蔡元培蘸了点墨水,批阅着手头的文件:“你呀,早就让你把编辑社搬到北京,当初你还不肯,现在跟我打哑谜,人心不古喔,都欺负上了年纪的老家伙。对了,别忘了你还是北京大学的文科学长,致远人是不错,但他更优秀的地方是在算学,你可别把他的路给带歪了,要不然别说我饶不了你,冯教授那里也不好解释。”
陈先生笑笑,摸摸头发避而不答,单手掐腰指着远处的集会,微眯着眼:“蔡公啊,你说未来咱们北京大学的女子是不是都如此彪悍,巾帼不让须眉,这女禁开得好,开的妙啊!”
蔡元培听罢无奈的摇摇头,将毛笔放下,背手与其并排看着远方:“造就完全人格,男女一也。德先生和赛先生面前,不会因为你姓陈我姓蔡,就优待谁,也不会因为我是男她是女,而偏向谁。只不过啊,虽是老友家的千金,可依然是女大不中留啊。”

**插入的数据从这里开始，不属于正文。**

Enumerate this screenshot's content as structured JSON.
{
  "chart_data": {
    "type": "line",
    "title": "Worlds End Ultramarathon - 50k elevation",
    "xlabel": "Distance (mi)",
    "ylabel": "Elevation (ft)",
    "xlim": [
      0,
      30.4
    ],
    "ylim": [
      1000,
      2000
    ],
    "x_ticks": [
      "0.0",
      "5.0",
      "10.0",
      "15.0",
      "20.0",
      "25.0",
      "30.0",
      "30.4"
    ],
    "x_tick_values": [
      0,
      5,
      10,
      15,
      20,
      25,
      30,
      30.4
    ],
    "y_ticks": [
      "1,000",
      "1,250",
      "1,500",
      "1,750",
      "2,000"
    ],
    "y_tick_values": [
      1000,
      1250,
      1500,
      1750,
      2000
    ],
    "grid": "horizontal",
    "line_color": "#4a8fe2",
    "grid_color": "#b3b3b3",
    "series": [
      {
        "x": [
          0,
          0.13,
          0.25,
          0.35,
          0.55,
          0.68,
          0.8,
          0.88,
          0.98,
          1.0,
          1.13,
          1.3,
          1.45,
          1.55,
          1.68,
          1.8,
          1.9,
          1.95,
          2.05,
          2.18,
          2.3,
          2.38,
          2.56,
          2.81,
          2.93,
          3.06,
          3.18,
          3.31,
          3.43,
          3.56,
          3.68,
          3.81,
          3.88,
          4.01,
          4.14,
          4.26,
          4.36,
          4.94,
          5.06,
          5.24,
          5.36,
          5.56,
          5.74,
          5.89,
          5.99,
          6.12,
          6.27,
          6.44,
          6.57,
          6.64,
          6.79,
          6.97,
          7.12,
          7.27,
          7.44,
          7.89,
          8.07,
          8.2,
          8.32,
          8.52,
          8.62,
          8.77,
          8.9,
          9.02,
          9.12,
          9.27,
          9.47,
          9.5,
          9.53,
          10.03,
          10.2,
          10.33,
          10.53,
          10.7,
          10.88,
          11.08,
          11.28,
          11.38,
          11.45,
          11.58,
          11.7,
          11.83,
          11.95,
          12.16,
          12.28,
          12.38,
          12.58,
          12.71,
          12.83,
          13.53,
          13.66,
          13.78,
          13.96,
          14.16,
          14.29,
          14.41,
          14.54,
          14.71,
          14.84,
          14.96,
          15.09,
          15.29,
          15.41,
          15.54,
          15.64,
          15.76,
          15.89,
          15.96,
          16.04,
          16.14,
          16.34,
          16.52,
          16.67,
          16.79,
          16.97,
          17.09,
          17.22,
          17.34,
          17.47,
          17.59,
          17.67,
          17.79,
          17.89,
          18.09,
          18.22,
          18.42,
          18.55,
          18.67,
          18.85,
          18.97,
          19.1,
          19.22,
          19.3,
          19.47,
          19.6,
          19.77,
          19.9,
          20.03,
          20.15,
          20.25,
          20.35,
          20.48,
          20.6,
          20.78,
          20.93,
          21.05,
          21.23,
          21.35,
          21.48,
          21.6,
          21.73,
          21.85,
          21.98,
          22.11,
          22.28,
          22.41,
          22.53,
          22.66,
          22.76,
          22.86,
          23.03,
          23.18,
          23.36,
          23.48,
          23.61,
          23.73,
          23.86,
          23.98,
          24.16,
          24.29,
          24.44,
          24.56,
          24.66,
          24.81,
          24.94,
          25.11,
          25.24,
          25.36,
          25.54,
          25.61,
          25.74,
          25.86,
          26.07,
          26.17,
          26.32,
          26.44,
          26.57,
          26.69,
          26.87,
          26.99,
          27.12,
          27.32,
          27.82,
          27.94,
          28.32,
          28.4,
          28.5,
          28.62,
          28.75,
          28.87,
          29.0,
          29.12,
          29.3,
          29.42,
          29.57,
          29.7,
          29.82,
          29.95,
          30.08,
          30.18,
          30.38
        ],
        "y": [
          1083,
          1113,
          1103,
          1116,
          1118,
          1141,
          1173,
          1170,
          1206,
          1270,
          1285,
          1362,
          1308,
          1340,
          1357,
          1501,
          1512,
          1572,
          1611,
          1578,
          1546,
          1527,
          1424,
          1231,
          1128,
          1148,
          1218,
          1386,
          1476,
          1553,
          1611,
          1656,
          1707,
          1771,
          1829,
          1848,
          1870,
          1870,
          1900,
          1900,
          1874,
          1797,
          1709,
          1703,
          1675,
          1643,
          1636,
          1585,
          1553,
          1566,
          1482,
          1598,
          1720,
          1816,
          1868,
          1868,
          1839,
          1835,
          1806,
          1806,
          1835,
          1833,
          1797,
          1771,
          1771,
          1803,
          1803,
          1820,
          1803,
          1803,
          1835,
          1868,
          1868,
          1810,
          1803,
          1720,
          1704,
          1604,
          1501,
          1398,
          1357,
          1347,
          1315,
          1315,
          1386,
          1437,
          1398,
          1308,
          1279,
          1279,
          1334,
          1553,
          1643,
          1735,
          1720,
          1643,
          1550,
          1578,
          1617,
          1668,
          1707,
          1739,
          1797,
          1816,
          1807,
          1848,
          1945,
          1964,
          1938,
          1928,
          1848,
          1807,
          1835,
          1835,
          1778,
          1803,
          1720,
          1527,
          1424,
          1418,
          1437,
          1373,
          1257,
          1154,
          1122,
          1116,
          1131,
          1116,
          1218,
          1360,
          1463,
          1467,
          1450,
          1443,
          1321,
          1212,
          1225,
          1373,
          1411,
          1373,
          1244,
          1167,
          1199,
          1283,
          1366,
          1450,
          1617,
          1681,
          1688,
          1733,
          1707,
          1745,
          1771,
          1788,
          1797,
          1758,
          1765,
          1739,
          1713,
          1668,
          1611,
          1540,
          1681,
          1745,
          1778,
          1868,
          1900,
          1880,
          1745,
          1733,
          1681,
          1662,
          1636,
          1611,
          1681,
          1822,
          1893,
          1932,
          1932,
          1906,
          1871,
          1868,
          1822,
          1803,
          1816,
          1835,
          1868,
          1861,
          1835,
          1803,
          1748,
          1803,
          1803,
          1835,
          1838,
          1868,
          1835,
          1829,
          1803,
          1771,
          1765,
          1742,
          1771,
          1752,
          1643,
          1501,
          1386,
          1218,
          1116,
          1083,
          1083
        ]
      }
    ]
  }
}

这话里明显有话,甚至还有些常人不知道的隐情,勾的陈先生心痒痒,侧脸笑道:“蔡公,现学现卖那可是耍赖啊。”
蔡元培畅快大笑:“说是男女,可实际上说的却是一个人,我听说你家的两个孩子来京了,怎么样,父子间的关系有没有好些?”
“嗳,谁让都是我的种呢,认死理,慢慢来吧......”
......
四合院,程诺正紧锣密鼓处理《简明数学辞典》最后的收尾工作,天津那边已经传来消息,辫子军已经开始集结,随时有可能闯到北京复辟,因此他需要利用好这段时间,免得将来另生变数。
这时门外突然传来敲门声,打开门一看正是许久未见的叶企孙,斜挎着包拎着两盒点心。